Heatley ended with a benediction he attributed to Bishop Desmond Tutu: “’May the Lord disturb you and trouble you; May the Lord set an impossible task before you, and dare you to meet it; May the Lord give you strength to do your best; and then – but only then- May the Lord grant you peace. Amen.”
Prayers for Graduates & Parents
The Warwick Valley Meistersingers, under the direction of Noreen Hanson, performed a musical interlude, the Beatles song, “In My Life,” and then Reverend Tim Anderson from the St. Peter Lutheran Church provided a prayer for the graduates.
“We thank You for generously bringing these graduates to this point in their formal education,” he started. “We ask that you bless them with wisdom and guidance that will have implications on their lives for years to come.”

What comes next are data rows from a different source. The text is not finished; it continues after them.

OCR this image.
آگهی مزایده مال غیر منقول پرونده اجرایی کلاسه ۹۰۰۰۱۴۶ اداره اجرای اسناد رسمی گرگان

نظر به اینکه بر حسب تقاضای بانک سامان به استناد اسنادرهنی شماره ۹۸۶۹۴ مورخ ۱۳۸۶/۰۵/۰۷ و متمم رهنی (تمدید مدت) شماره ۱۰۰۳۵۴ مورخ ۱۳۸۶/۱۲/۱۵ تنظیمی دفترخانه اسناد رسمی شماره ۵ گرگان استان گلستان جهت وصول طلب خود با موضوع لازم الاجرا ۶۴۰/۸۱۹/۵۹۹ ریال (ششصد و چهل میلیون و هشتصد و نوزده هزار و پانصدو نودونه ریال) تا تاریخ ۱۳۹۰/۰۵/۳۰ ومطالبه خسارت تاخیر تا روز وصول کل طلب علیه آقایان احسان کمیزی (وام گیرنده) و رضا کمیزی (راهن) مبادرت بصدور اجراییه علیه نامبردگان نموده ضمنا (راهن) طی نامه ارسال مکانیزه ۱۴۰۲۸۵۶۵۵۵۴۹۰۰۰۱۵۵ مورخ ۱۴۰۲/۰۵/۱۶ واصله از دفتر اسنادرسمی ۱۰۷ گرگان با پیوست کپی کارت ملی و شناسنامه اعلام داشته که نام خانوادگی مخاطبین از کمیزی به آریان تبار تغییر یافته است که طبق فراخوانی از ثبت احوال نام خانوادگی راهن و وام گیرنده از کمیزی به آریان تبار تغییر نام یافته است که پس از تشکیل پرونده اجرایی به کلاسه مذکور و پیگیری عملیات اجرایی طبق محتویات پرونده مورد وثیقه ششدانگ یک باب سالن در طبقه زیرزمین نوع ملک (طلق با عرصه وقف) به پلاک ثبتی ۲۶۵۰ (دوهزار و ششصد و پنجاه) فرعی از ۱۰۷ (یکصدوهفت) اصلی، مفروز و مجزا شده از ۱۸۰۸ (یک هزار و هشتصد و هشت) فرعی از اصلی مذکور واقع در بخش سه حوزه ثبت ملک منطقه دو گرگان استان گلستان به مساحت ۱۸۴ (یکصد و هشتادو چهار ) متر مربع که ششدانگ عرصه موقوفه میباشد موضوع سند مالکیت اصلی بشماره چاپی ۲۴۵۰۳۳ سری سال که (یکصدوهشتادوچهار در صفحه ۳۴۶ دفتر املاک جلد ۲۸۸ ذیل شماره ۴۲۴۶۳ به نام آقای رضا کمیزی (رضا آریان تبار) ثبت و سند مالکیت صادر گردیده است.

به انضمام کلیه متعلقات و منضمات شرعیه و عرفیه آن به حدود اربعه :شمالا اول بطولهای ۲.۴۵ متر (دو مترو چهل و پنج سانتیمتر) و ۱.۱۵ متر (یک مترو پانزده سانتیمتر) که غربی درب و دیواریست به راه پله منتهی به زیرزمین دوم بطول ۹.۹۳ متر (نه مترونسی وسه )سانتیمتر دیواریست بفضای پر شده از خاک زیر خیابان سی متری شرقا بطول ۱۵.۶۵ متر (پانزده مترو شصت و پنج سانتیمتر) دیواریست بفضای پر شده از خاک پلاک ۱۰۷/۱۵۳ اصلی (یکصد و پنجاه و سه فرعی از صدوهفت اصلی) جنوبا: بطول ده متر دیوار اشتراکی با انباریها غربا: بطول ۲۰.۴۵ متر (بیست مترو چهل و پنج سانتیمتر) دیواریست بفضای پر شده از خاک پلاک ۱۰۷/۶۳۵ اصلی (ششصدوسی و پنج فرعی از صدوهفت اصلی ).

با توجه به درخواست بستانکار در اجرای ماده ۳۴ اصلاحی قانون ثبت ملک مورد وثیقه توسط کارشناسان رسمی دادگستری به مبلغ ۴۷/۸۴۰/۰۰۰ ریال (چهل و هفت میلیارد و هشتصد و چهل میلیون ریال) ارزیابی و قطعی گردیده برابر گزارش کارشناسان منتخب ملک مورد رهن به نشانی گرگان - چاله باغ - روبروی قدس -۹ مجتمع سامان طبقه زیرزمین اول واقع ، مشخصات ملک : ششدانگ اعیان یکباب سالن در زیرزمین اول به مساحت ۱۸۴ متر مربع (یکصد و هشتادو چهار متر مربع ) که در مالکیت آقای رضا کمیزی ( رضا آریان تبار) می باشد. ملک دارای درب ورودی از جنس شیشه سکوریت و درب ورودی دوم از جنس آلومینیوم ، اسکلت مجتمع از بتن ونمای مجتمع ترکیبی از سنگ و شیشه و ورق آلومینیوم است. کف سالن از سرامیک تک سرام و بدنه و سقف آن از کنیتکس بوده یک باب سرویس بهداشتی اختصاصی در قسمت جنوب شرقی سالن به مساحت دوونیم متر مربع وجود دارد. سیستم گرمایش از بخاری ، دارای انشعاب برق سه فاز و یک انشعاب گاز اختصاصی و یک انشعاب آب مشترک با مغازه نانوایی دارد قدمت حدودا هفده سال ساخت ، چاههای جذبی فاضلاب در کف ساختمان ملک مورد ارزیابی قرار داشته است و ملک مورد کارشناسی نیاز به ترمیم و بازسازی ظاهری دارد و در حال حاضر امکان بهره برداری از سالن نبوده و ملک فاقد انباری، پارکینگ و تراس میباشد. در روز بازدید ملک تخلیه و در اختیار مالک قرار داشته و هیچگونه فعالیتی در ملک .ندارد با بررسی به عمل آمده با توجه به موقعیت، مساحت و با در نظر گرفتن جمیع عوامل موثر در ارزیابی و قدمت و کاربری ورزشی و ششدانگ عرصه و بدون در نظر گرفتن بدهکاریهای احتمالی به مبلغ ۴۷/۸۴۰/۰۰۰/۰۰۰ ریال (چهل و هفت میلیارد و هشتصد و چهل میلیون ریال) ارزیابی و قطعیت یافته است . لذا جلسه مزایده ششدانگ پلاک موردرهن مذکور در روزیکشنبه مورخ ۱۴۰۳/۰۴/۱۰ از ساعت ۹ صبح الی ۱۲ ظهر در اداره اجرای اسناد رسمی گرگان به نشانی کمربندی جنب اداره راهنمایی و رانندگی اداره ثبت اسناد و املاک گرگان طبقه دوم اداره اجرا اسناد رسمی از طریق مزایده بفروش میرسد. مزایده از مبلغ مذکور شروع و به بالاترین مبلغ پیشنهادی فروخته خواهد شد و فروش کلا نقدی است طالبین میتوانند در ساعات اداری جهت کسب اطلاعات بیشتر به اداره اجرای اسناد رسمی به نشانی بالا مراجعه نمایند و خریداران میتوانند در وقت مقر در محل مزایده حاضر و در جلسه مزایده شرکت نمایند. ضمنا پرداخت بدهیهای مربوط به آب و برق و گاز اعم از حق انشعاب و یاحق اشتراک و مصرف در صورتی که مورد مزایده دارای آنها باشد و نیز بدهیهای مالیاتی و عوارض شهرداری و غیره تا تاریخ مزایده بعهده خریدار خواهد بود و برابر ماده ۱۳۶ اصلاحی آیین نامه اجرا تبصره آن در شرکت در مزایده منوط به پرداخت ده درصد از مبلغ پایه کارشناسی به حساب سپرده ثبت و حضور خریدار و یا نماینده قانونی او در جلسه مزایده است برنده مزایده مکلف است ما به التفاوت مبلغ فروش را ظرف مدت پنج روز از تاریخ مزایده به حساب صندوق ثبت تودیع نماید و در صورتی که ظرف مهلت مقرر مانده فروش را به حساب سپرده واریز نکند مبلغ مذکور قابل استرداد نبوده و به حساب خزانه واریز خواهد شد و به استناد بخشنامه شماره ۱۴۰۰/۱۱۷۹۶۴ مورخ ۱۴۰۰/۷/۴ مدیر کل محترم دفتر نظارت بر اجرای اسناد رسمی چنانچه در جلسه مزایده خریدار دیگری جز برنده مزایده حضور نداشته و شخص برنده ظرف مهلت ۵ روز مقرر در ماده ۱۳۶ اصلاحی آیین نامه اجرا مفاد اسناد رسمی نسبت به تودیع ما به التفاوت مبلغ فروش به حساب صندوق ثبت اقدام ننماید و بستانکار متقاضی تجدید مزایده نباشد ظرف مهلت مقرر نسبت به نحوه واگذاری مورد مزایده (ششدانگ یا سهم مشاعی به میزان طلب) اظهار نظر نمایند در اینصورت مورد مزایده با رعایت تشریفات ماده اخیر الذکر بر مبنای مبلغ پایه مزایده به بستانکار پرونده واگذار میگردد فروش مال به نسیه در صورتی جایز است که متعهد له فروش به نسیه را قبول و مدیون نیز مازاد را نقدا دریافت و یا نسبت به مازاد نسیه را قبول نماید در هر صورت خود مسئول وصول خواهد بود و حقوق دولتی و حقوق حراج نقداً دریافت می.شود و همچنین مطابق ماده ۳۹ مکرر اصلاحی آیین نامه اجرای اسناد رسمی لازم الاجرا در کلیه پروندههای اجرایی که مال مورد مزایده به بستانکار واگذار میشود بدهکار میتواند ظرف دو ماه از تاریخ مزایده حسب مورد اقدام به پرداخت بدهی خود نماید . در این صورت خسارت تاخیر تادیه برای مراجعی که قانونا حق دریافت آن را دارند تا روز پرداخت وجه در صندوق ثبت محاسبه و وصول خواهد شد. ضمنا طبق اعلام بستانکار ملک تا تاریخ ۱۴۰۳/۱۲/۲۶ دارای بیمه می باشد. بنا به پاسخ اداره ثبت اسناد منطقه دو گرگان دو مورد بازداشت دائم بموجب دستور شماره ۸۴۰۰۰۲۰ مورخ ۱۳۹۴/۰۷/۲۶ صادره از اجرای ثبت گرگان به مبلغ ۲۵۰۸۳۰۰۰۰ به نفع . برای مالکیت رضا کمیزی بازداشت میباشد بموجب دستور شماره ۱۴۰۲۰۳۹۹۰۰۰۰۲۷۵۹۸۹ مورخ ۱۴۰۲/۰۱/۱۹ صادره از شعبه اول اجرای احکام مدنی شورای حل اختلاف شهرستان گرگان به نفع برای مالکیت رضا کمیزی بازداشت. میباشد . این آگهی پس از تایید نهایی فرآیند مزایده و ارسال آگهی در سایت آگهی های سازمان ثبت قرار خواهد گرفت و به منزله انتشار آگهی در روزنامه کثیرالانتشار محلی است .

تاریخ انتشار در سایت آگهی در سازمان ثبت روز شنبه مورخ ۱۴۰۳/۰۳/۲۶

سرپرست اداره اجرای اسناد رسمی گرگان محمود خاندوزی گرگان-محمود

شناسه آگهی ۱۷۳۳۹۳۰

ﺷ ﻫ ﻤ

Warwick Assembly of God Pastor Tim Jantzen offered a prayer for the parents. “For these parents, I thank You for the sacrifices they have made and for those going off to college, may their pocketbooks afford it.”
“May their dreams and aspirations come to fruition,” he continued, concluding with “for every single student, may they honor their parents.”
Returning to the pulpit, Anderson stated that he had to change his benediction after Heatley’s remarks, but assured everyone he was all set, because he always kept an extra in his back pocket. He then proceeded to recite the traditional Gaelic prayer: “May the road rise up to meet you. May the wind be always at your back. May the sun shine warm upon your face; the rains fall soft upon your fields; and until we meet again, may God hold you in the palm of His hand.”
The Meistersingers concluded the ceremony with “Erev Shel Shoshanim” and then the graduates and their families enjoyed refreshments provided by the Knights of Columbus before gathering on the parish lawn for a final senior class photo.
The hot topic of discussion after the ceremony: would the graduation ceremony take place out on the football field as planned, or for the first time in many, many years, would it be moved indoors?